Yüzleşmek: Farkına varmak, anlamak
“Yüzleşme” kelimesinin “farkına varma, anlama” anlamlarına ilişkin bir giriş konuşması yapan İşçi, yüzleşmenin mikro düzeyde faillerle mağdurların karşı karşıya gelmesi, makro düzeyde ise toplumların özür dilemesiyle yaşanacağını belirtti. Bosna Hersek, Kamboçya, Kolombiya ve Ruanda’da yüzleşmelerin yaşandığına değinerek her ülkenin kendi iç dinamiklerine göre bir çözüm getirmesi gerektiğini söyledi.
 
“Çöken tek-dilli, tek-dinli, tek-kültürlü projedir”
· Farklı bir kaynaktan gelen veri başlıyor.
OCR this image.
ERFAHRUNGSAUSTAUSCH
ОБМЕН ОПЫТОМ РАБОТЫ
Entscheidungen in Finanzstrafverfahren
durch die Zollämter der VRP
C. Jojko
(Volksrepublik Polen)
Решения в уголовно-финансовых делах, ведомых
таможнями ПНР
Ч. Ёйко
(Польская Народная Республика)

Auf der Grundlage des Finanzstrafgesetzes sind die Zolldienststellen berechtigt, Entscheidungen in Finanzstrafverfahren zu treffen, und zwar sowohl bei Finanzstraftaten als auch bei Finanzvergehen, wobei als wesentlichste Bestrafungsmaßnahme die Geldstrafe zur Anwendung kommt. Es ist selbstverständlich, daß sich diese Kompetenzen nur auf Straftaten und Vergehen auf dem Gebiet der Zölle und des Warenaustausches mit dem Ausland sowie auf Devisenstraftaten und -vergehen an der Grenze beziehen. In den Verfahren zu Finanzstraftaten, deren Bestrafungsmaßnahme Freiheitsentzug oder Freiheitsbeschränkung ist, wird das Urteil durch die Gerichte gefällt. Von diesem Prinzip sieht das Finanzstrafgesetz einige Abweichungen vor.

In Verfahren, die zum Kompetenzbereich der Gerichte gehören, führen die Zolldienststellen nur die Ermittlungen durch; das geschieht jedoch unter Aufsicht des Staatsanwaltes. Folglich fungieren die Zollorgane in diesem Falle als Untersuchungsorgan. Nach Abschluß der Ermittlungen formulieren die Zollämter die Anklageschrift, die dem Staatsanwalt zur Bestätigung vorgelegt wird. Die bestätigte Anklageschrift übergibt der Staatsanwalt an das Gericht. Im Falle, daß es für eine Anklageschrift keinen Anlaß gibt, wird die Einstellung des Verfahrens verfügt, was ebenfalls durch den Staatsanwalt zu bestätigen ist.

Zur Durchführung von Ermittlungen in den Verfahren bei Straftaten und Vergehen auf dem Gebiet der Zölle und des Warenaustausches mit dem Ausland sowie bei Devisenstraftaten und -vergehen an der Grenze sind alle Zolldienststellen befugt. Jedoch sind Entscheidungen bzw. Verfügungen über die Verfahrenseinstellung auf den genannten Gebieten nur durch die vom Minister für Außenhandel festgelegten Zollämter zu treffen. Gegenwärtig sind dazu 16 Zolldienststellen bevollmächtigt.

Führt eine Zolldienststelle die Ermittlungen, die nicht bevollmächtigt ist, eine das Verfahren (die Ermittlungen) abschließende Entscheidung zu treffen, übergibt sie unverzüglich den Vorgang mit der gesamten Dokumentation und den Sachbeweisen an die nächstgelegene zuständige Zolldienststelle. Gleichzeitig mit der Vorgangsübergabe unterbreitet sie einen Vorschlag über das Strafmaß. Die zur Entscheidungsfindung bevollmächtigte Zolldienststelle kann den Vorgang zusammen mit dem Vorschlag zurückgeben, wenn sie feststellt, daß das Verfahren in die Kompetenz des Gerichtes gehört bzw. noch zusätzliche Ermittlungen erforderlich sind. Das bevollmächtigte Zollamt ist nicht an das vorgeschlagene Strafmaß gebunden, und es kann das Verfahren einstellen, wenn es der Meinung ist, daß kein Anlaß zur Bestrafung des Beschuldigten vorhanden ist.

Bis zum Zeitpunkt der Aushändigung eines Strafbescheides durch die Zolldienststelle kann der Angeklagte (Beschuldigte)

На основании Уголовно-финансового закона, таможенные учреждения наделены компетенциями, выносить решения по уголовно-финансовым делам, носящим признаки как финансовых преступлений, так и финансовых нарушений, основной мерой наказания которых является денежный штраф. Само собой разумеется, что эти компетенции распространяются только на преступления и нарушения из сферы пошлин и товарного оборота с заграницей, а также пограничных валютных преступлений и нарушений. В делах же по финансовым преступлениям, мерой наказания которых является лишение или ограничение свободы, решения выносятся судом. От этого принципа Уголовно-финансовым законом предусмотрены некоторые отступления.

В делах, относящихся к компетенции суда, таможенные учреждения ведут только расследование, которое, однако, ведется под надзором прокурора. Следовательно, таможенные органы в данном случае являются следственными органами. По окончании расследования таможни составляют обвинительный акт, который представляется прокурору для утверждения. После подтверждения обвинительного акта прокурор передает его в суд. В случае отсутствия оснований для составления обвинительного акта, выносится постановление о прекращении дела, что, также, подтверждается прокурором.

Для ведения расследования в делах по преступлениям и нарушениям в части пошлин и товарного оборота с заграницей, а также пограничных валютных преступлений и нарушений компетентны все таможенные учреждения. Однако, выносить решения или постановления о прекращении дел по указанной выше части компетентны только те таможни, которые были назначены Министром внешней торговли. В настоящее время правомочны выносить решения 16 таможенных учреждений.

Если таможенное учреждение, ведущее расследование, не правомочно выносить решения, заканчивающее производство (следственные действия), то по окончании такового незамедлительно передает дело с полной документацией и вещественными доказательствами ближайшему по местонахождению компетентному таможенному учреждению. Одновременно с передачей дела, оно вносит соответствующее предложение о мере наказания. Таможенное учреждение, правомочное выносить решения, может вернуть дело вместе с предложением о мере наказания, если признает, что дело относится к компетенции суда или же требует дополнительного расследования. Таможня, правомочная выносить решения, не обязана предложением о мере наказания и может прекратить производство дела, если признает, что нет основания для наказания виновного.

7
Halihazırdaki yüzleşme çabalarını gerçekçi bulmadığını belirten Erdoğmuş, olayların asıl nedeni, kaynağı üzerinde durmanın daha doğru olduğunu ifade etti ve sorunun kaynağını ulus-devlet modeli olarak ortaya koydu. “Toplum ulus-devlet modeline zorla uydurulmuş, uymayanlar da bertaraf edilmeye çalışılmıştır” diyen Erdoğmuş, herkesi ulusçuluk ve milliyetçilikle yüzleşmeye çağırdı. Yeni anayasa ve dini referanslarla ulus-devletin ömrünün uzatılmaya çalışıldığını belirterek dayatılan ulusçu yapıya karşı Kürtlerin ulusçu talepler getirmesinin yanlış olduğunu ekledi.
 
“Asimilasyon artık mümkün değil”
Geçmişle yüzleşmenin 50-100 yıl önceki failleri cezalandırmak değil, doğru bir gelecek inşa etmek olduğunu anlatan Galiboğlu, ayrılmanın kimseye fayda sağlamayacağını, bu yüzden de birlikte yaşamanın yollarının aranması gerektiğinin altını çizdi. 100 yıl önce Misak-ı Milli sınırları içinde yaşayan gayrimüslimler nüfusun yüzde 25’ini oluştururken günümüzde nüfusun yüzde 99,9’unun Müslüman olmasının doğal bir gelişim olmadığını söyledi. Asimilasyon politikalarının sürmesine rağmen bu çağda ret, inkâr, öldürme ya da ülkeden kovmanın mümkün olmayacağına değinen Galiboğlu, geçmişle yüzleşmenin kendine güveni olan büyük devletlerin erdemi olduğunu belirtti.
 
“Çokkültürlü bir toplum olduğumuz en başta belirtilmelidir”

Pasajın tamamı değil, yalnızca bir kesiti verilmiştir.